In a modern conflict, we have to expect intermittent network connectivity and access. The cloud is a place to store data that can be available to our division elements, and other military and intelligence partners as required, even if some nodes are operating disconnected. There is a sense of urgency to use cloud as a continuity of operations capability, and our efforts are helping to drive that forward for the Army.

Additionally, as the Army adapts to the division as the primary unit of action, it will allow us to more centrally implement technologies like cloud, while allowing brigade network staffs to focus on Integrated Tactical Network capabilities that provide a deployable, mobile and adaptable combat fighting network for lower echelons.

Leveraging cloud capabilities is part of a larger Army transformation to become more data-centric, which the division also supports. In the past, we carried the network to the fight on our backs. We were focused on bringing all of our networking equipment, all of our servers, all of our stacks—everything we could ever need, which meant it was very heavy and slow to move.

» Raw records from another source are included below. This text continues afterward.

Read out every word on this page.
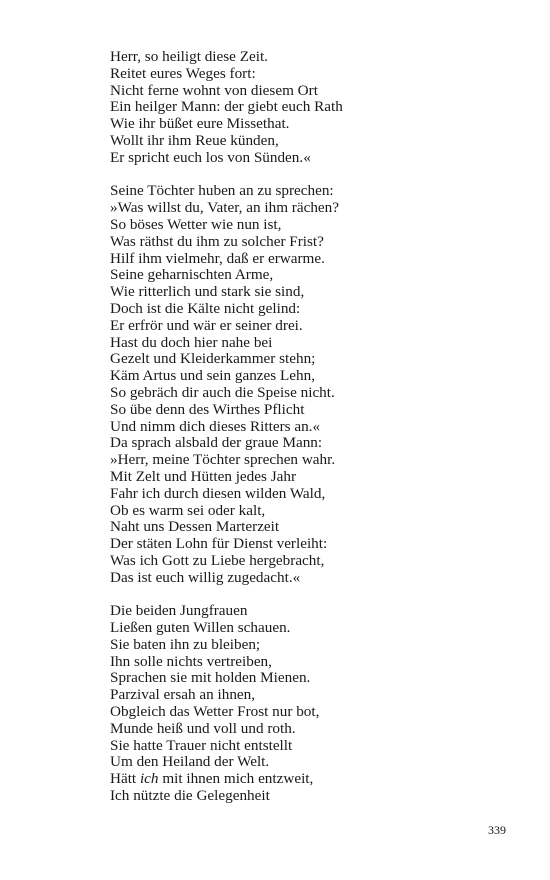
Herr, so heiligt diese Zeit.
Reitet eures Weges fort:
Nicht ferne wohnt von diesem Ort
Ein heilger Mann: der giebt euch Rath
Wie ihr büßet eure Missethat.
Wollt ihr ihm Reue künden,
Er spricht euch los von Sünden.«
Seine Töchter huben an zu sprechen:
»Was willst du, Vater, an ihm rächen?
So böses Wetter wie nun ist,
Was räthst du ihm zu solcher Frist?
Hilf ihm vielmehr, daß er erwarme.
Seine geharnischten Arme,
Wie ritterlich und stark sie sind,
Doch ist die Kälte nicht gelind:
Er erfrör und wär er seiner drei.
Hast du doch hier nahe bei
Gezelt und Kleiderkammer stehn;
Käm Artus und sein ganzes Lehn,
So gebräch dir auch die Speise nicht.
So übe denn des Wirthes Pflicht
Und nimm dich dieses Ritters an.«
Da sprach alsbald der graue Mann:
»Herr, meine Töchter sprechen wahr.
Mit Zelt und Hütten jedes Jahr
Fahr ich durch diesen wilden Wald,
Ob es warm sei oder kalt,
Naht uns Dessen Marterzeit
Der stäten Lohn für Dienst verleiht:
Was ich Gott zu Liebe hergebracht,
Das ist euch willig zugedacht.«
Die beiden Jungfrauen
Ließen guten Willen schauen.
Sie baten ihn zu bleiben;
Ihn solle nichts vertreiben,
Sprachen sie mit holden Mienen.
Parzival ersah an ihnen,
Obgleich das Wetter Frost nur bot,
Munde heiß und voll und roth.
Sie hatte Trauer nicht entstellt
Um den Heiland der Welt.
Hätt ich mit ihnen mich entzweit,
Ich nützte die Gelegenheit
339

With data centricity, we’re only bringing enough network to the fight to get and transmit the data we need. Instead of tailoring mission packages to broad information exchange requirements, data centricity allows us to focus at a more granular level on what the specific data is for that mission, and tailor the network to our actual processing requirements. That makes us not only lighter on the edge, but also more deliberate, tactical and survivable.

Conclusion

Adding cloud and data experimentation into our division training cycle is a real-time learning experience. We don’t know what we can accomplish if we don’t try, and the best time to try is through training exercises where we control the risk. It’s a great opportunity to see what we can do, and push our division, the corps and hopefully the Army forward by experimenting with other modes of operations, not just the static network environments of the past. Already, it is clear that data needs to be considered early and often during mission planning and execution, just like beans and bullets. We will start with a three-day supply.

Lt. Col. Randall “Randy” Linnemann, USA, is currently the G6 for 101st Airborne Division (Air Assault). He serves as the principal advisor to the commanding general for all matters regarding communications and information technology and is responsible for all networks and information technology used by forces assigned to the division. Prior to serving as the G-6, he served as the director of the CJ6 for the NATO Special Operations Component Command-Afghanistan/Special Operations Joint Task Force-Afghanistan and was responsible for all special operations communications networks in Afghanistan. He has also previously served in Joint Special Operations Command’s Joint Communications Unit and the Army’s elite 75th Ranger Regiment.